地域をつなぐ役割を 父に学んだ経営手腕 いすみ鉄道社長・古竹孝一さん 【こんにちは】

いすみ鉄道社長・古竹孝一さん
いすみ鉄道社長・古竹孝一さん

 いすみ鉄道(大多喜町)が民間から公募した社長に昨年就任した。「地域に根差し、沿線の住民や団体をつなぐ役割を担えれば」とイベントを通じた活性化に知恵を絞る。

 香川県高松市内のタクシー会社の跡取りとして育った。父親も通った船橋市内の大学を受験。大学院まで進み、交通を学んだ。

 民間企業に就職を決めていた25歳の時、突然上京してきた父親に帰郷を請われた。当時はバブル経済崩壊後の不景気で、会社は大赤字。リストラを断行して立て直した。「失礼なこともした」と顔をしかめる。

 32歳で会社を継ぎ、父親の経営手腕を学んだ。「社長業に正解はない。決断は難しく、覚悟がないとできない」。父親が他界した後も自動車関連会社を立ち上げるなどして業務を拡張した。

 学生時代を過ごした関東地方で仕事がしたいと希望を抱き迎えた47歳の誕生日。中学時代の後輩の高松琴平電鉄社長から来たSNSの祝福メッセージで社長公募を知った。「適任」と背中を押され、思い切って応募。「妻だけが受かると信じていました」と照れる。
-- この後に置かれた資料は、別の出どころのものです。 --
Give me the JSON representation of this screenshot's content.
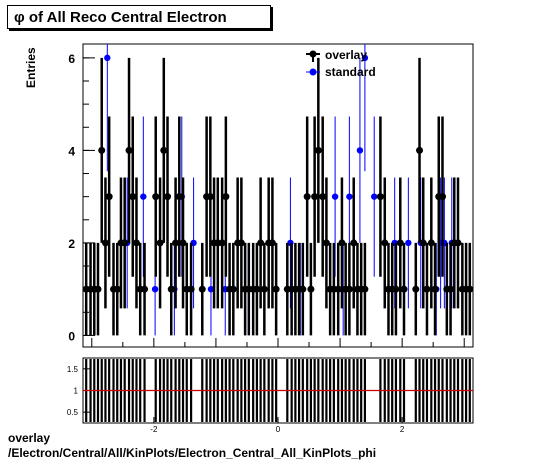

 鉄道沿線は「自然が豊か」と魅力を語る一方、「駅舎の美化が必要」と老朽化を指摘。「オフピークに客をどう呼ぶかが課題」と強調する。

 前社長が斬新なアイデアを実行し全国有数の知名度を誇るローカル線に育てた。「イベントは大事。だが、10年後も鉄道を残す仕組みを考えたい」と先を見据え、「社員の能力を発揮できる環境を整えたい」と力を込めた。
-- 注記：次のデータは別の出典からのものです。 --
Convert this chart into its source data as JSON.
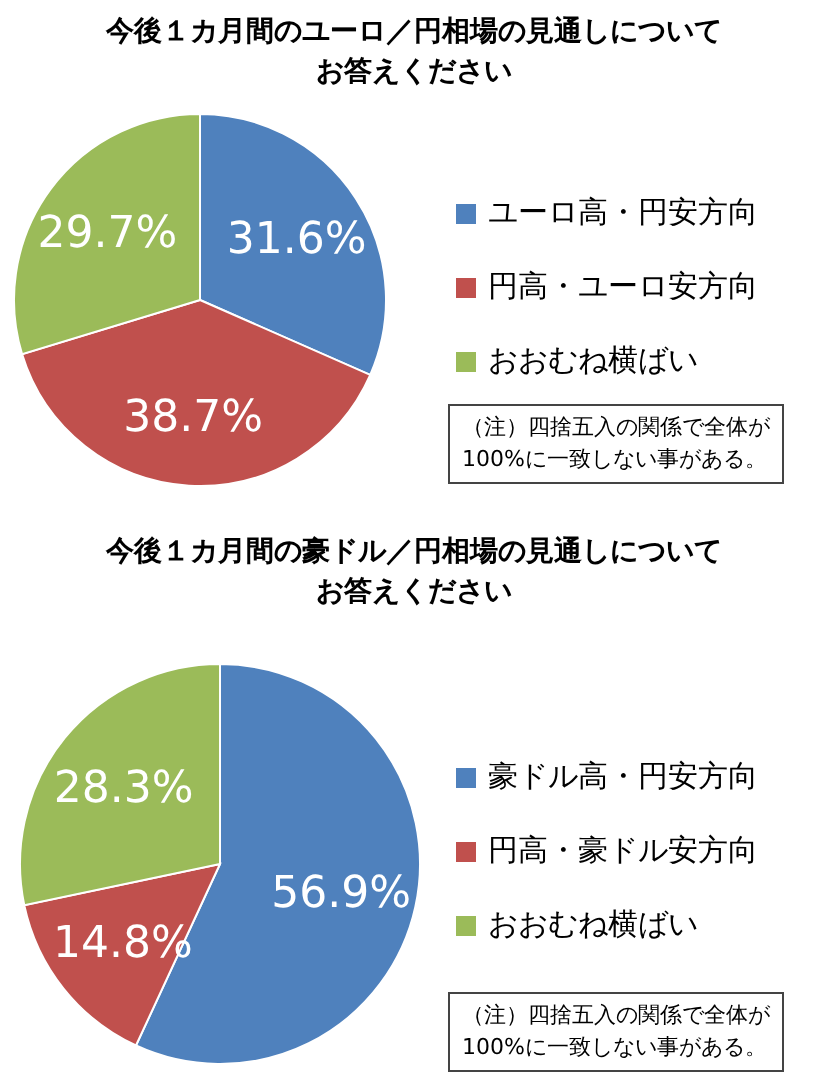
{
  "chart_data": [
    {
      "type": "pie",
      "title": "今後１カ月間のユーロ／円相場の見通しについてお答えください",
      "value_labels": [
        "31.6%",
        "38.7%",
        "29.7%"
      ],
      "categories": [
        "ユーロ高・円安方向",
        "円高・ユーロ安方向",
        "おおむね横ばい"
      ],
      "values": [
        31.6,
        38.7,
        29.7
      ],
      "colors": [
        "#4f81bd",
        "#c0504d",
        "#9bbb59"
      ],
      "legend": "right",
      "annotations": [
        "（注）四捨五入の関係で全体が\n100%に一致しない事がある。"
      ]
    },
    {
      "type": "pie",
      "title": "今後１カ月間の豪ドル／円相場の見通しについてお答えください",
      "value_labels": [
        "56.9%",
        "14.8%",
        "28.3%"
      ],
      "categories": [
        "豪ドル高・円安方向",
        "円高・豪ドル安方向",
        "おおむね横ばい"
      ],
      "values": [
        56.9,
        14.8,
        28.3
      ],
      "colors": [
        "#4f81bd",
        "#c0504d",
        "#9bbb59"
      ],
      "legend": "right",
      "annotations": [
        "（注）四捨五入の関係で全体が\n100%に一致しない事がある。"
      ]
    }
  ]
}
◇ふるたけ・こういち 高松市内でタクシー会社など6社を経営する。大学時代に茶道を始め、琴電列車内でお点前を披露したこともある。トライアスロンも趣味で地元の大会に出場している。長男長女は大学に進学し、それぞれ1人暮らし。同市の実家は幼なじみの妻が守っている。47歳。